The longer women own their homes, the more dramatic the home value gender gap. For women who’ve owned for 10 years or less, the gap is 7 percent ($18,185). For women who’ve owned longer than 10 years, the gap doubles to 14 percent ($38,872). Longer than 15 years, and the home value gender gap widens to 17 percent ($48,746).
Women losing out on value appreciation
RealtyTrac shows homes owned by single men present a 33 percent return on purchase price, or an average $63,921 value gain. Women, however, only see 31 percent returns, or $53,809 in value appreciation.
Unfortunately, there is a 16 percent home value gain gap as it relates to gender — where home value appreciation among men is $10,112 higher than women.

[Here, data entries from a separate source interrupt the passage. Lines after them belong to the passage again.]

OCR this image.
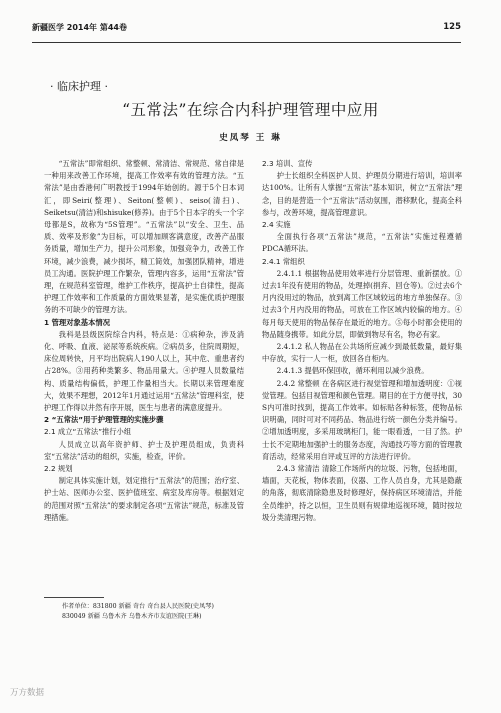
新疆医学 2014年 第44卷	125
· 临床护理 ·
“五常法”在综合内科护理管理中应用
史凤琴 王 琳

“五常法”即常组织、常整顿、常清洁、常规范、常自律是一种用来改善工作环境，提高工作效率有效的管理方法。“五常法”是由香港何广明教授于1994年始创的。源于5个日本词汇，即Seiri(整理)、Seiton(整顿)、seiso(清扫)、Seiketsu(清洁)和shisuke(修养)。由于5个日本字的头一个字母都是S，故称为“5S管理”。“五常法”以“安全、卫生、品质、效率及形象”为目标，可以增加顾客满意度，改善产品服务质量，增加生产力，提升公司形象，加强竞争力，改善工作环境，减少浪费，减少损坏，精工简效，加强团队精神，增进员工沟通。医院护理工作繁杂，管理内容多，运用“五常法”管理，在规范科室管理，维护工作秩序，提高护士自律性，提高护理工作效率和工作质量的方面效果显著，是实施优质护理服务的不可缺少的管理方法。

1 管理对象基本情况

我科是县级医院综合内科，特点是：①病种杂，涉及消化、呼吸、血液、泌尿等系统疾病。②病员多，住院周期短，床位周转快，月平均出院病人190人以上，其中危、重患者约占28%。③用药种类繁多、物品用量大。④护理人员数量结构、质量结构偏低，护理工作量相当大。长期以来管理难度大，效果不理想，2012年1月通过运用“五常法”管理科室，使护理工作得以井然有序开展，医生与患者的满意度提升。

2 “五常法”用于护理管理的实施步骤

2.1 成立“五常法”推行小组

人员成立以高年资护师、护士及护理员组成，负责科室“五常法”活动的组织，实施，检查，评价。

2.2 规划

制定具体实施计划，划定推行“五常法”的范围；治疗室、护士站、医师办公室、医护值班室、病室及库房等。根据划定的范围对照“五常法”的要求制定各项“五常法”规范，标准及管理措施。

2.3 培训、宣传

护士长组织全科医护人员、护理员分期进行培训，培训率达100%。让所有人掌握“五常法”基本知识，树立“五常法”理念，目的是营造一个“五常法”活动氛围，潜移默化，提高全科参与，改善环境，提高管理意识。

2.4 实施

全面执行各项“五常法”规范，“五常法”实施过程遵循PDCA循环法。

2.4.1 常组织

2.4.1.1 根据物品使用效率进行分层管理、重新摆放。①过去1年没有使用的物品，处理掉(捐弃、回仓等)。②过去6个月内没用过的物品，放到离工作区域较远的地方单独保存。③过去3个月内没用的物品，可放在工作区域内较偏的地方。④每月每天使用的物品保存在最近的地方。⑤每小时都会使用的物品随身携带。如此分层，即做到物尽有名，物必有家。

2.4.1.2 私人物品在公共场所应减少到最低数量，最好集中存放，实行一人一柜，放回各自柜内。

2.4.1.3 提倡环保回收，循环利用以减少浪费。

2.4.2 常整顿 在各病区进行视觉管理和增加透明度：①视觉管理。包括目视管理和颜色管理。期目的在于方便寻找，30 S内可准时找到，提高工作效率。如标贴各种标签，使物品标识明确，同时可对不同药品、物品进行统一颜色分类并编号。②增加透明度，多采用玻璃柜门，能一眼看透，一目了然。护士长不定期地加强护士的服务态度，沟通技巧等方面的管理教育活动，经常采用自评或互评的方法进行评价。

2.4.3 常清洁 清除工作场所内的垃圾、污物，包括地面，墙面，天花板，物体表面，仪器、工作人员自身，尤其是隐蔽的角落，彻底清除隐患及时修理好，保持病区环境清洁，并能全员维护，持之以恒，卫生员则有规律地巡视环境，随时按垃圾分类清理污物。

作者单位：831800 新疆 奇台 奇台县人民医院(史凤琴)
830049 新疆 乌鲁木齐 乌鲁木齐市友谊医院(王琳)
万方数据
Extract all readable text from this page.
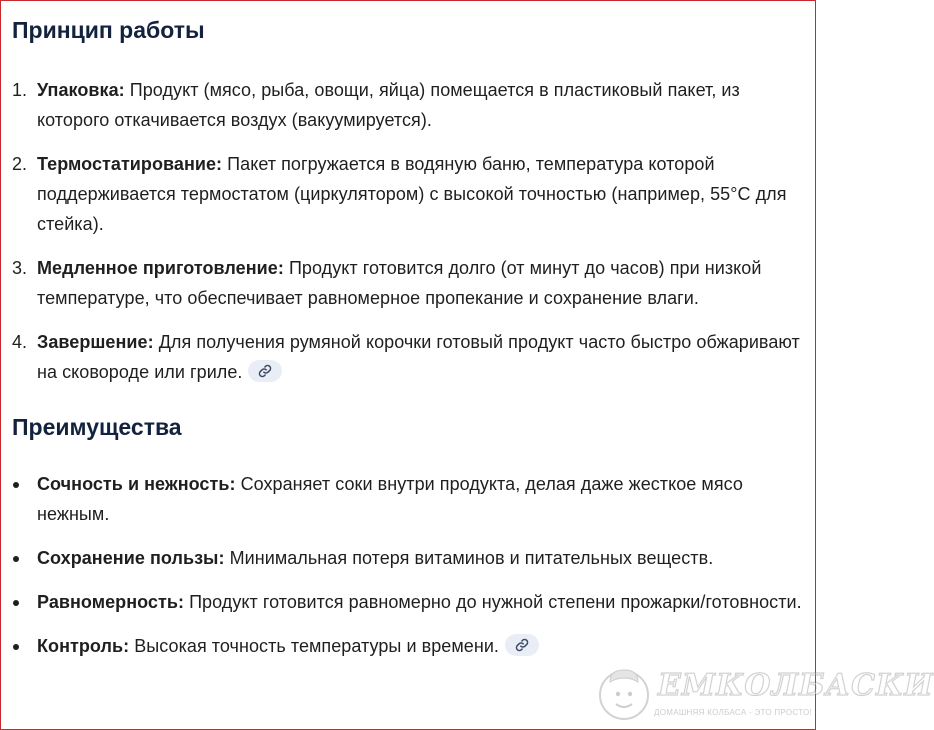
Принцип работы
1. Упаковка: Продукт (мясо, рыба, овощи, яйца) помещается в пластиковый пакет, из которого откачивается воздух (вакуумируется).
2. Термостатирование: Пакет погружается в водяную баню, температура которой поддерживается термостатом (циркулятором) с высокой точностью (например, 55°C для стейка).
3. Медленное приготовление: Продукт готовится долго (от минут до часов) при низкой температуре, что обеспечивает равномерное пропекание и сохранение влаги.
4. Завершение: Для получения румяной корочки готовый продукт часто быстро обжаривают на сковороде или гриле.
Преимущества
Сочность и нежность: Сохраняет соки внутри продукта, делая даже жесткое мясо нежным.
Сохранение пользы: Минимальная потеря витаминов и питательных веществ.
Равномерность: Продукт готовится равномерно до нужной степени прожарки/готовности.
Контроль: Высокая точность температуры и времени.
ЕМКОЛБАСКИ
ДОМАШНЯЯ КОЛБАСА - ЭТО ПРОСТО!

“We see some markets where even the men and women start out at similar values, and the appreciation is different. That tells me that at least part of this is because of the affordability issue; that women are having to buy in areas that are less desirable,” said Blomquist. “Therefore, women have less upside in terms of home price appreciation moving forward.”

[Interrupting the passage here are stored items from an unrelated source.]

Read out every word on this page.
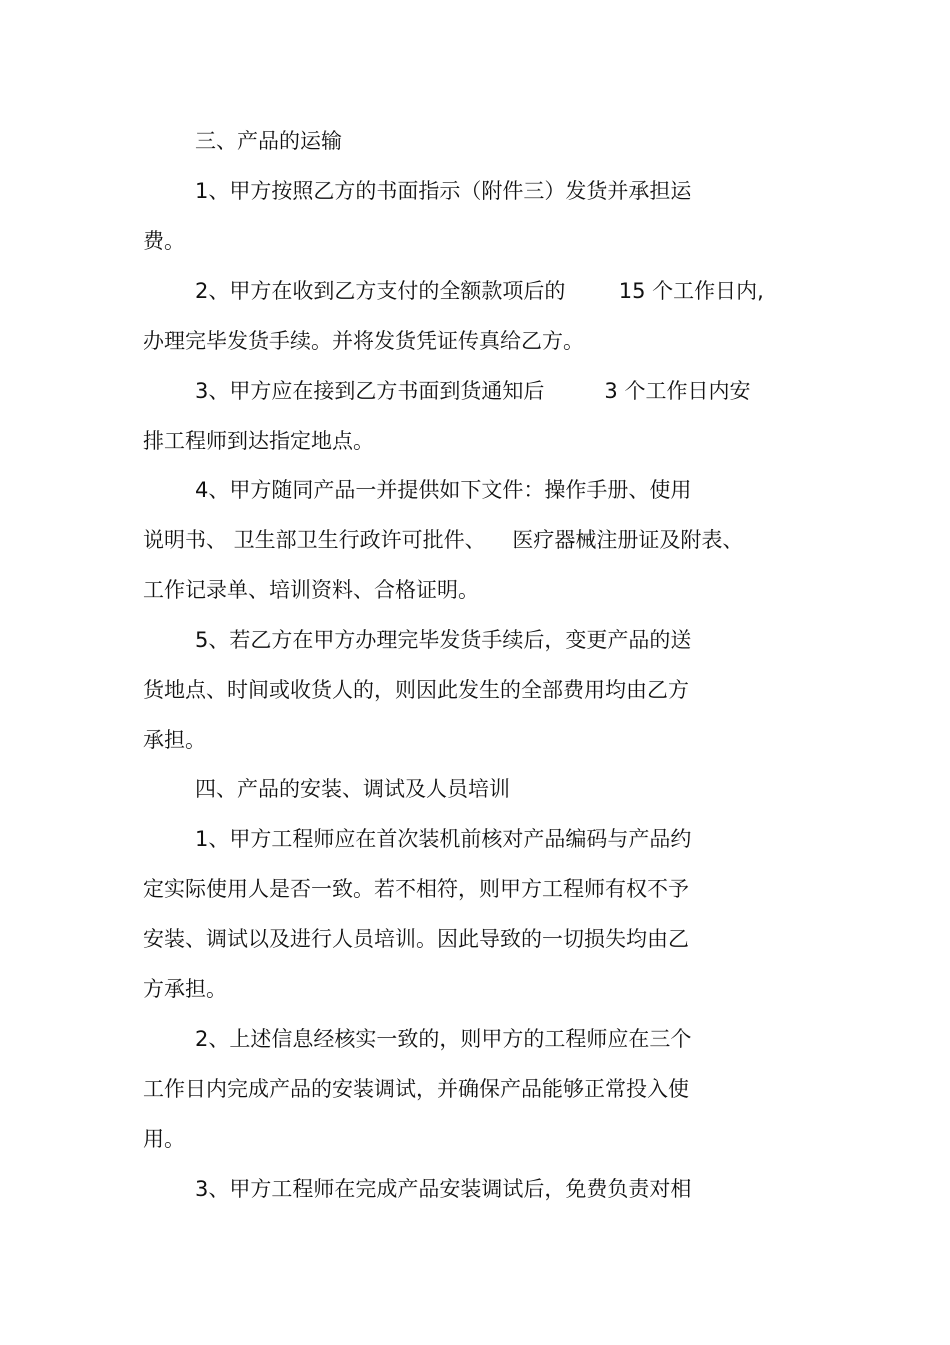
三、产品的运输
1、甲方按照乙方的书面指示（附件三）发货并承担运
费。
2、甲方在收到乙方支付的全额款项后的        15 个工作日内,
办理完毕发货手续。并将发货凭证传真给乙方。
3、甲方应在接到乙方书面到货通知后         3 个工作日内安
排工程师到达指定地点。
4、甲方随同产品一并提供如下文件：操作手册、使用
说明书、 卫生部卫生行政许可批件、    医疗器械注册证及附表、
工作记录单、培训资料、合格证明。
5、若乙方在甲方办理完毕发货手续后，变更产品的送
货地点、时间或收货人的，则因此发生的全部费用均由乙方
承担。
四、产品的安装、调试及人员培训
1、甲方工程师应在首次装机前核对产品编码与产品约
定实际使用人是否一致。若不相符，则甲方工程师有权不予
安装、调试以及进行人员培训。因此导致的一切损失均由乙
方承担。
2、上述信息经核实一致的，则甲方的工程师应在三个
工作日内完成产品的安装调试，并确保产品能够正常投入使
用。
3、甲方工程师在完成产品安装调试后，免费负责对相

Like home values overall, home value appreciation increases for men more than women. At fewer than 10 years, there is a 16 percent gender gap ($6,266 higher for men), while more than 10 years shows a 20 percent gender gap ($19,781 higher for men). More than 15 years shows a 21 percent gender gap, where single men’s homes hold $36,496 higher appreciation than women.
Average home value gains favored men in West Virginia (72 percent higher), Wisconsin (41 percent higher), Alabama (40 percent higher), Maine (35 percent higher) and Minnesota (34 percent higher).
Single women homeowners realized higher value gains in New York (30 percent higher), New Jersey (29 percent higher), North Dakota (22 percent higher), Massachusetts (11 percent higher) and Virginia (8 percent higher).
Lifestyle factors falling into the gap
Aside from the gender differentiation between home values and appreciation, there are a few other areas that benefit male homeowners compared to female homeowners, and vice versa.
Single women tend to own homes in areas with higher levels of criminal offenders. In zip codes with higher shares of homeownership for women, the average RealtyTrac Criminal Offender Index was 19.19, or 7 percent higher than male-dominated homeownership zips (17.87 index).
However, women win on the environmental front, with 23 percent lower in the RealtyTrac Environmental Hazards Housing Risk Index. In zips with higher share of female homeowners, the risk was 45.69. In zips with higher shares of male homeowners, the risk is 59.40.
While many theories can progress on home values as they relate to the criminal index and environmental risk factor, the opening look doesn’t reveal a connection just yet.
“Uncovering the question of why we see appreciation — we’re going to continue to dig into it,” Blomquist said.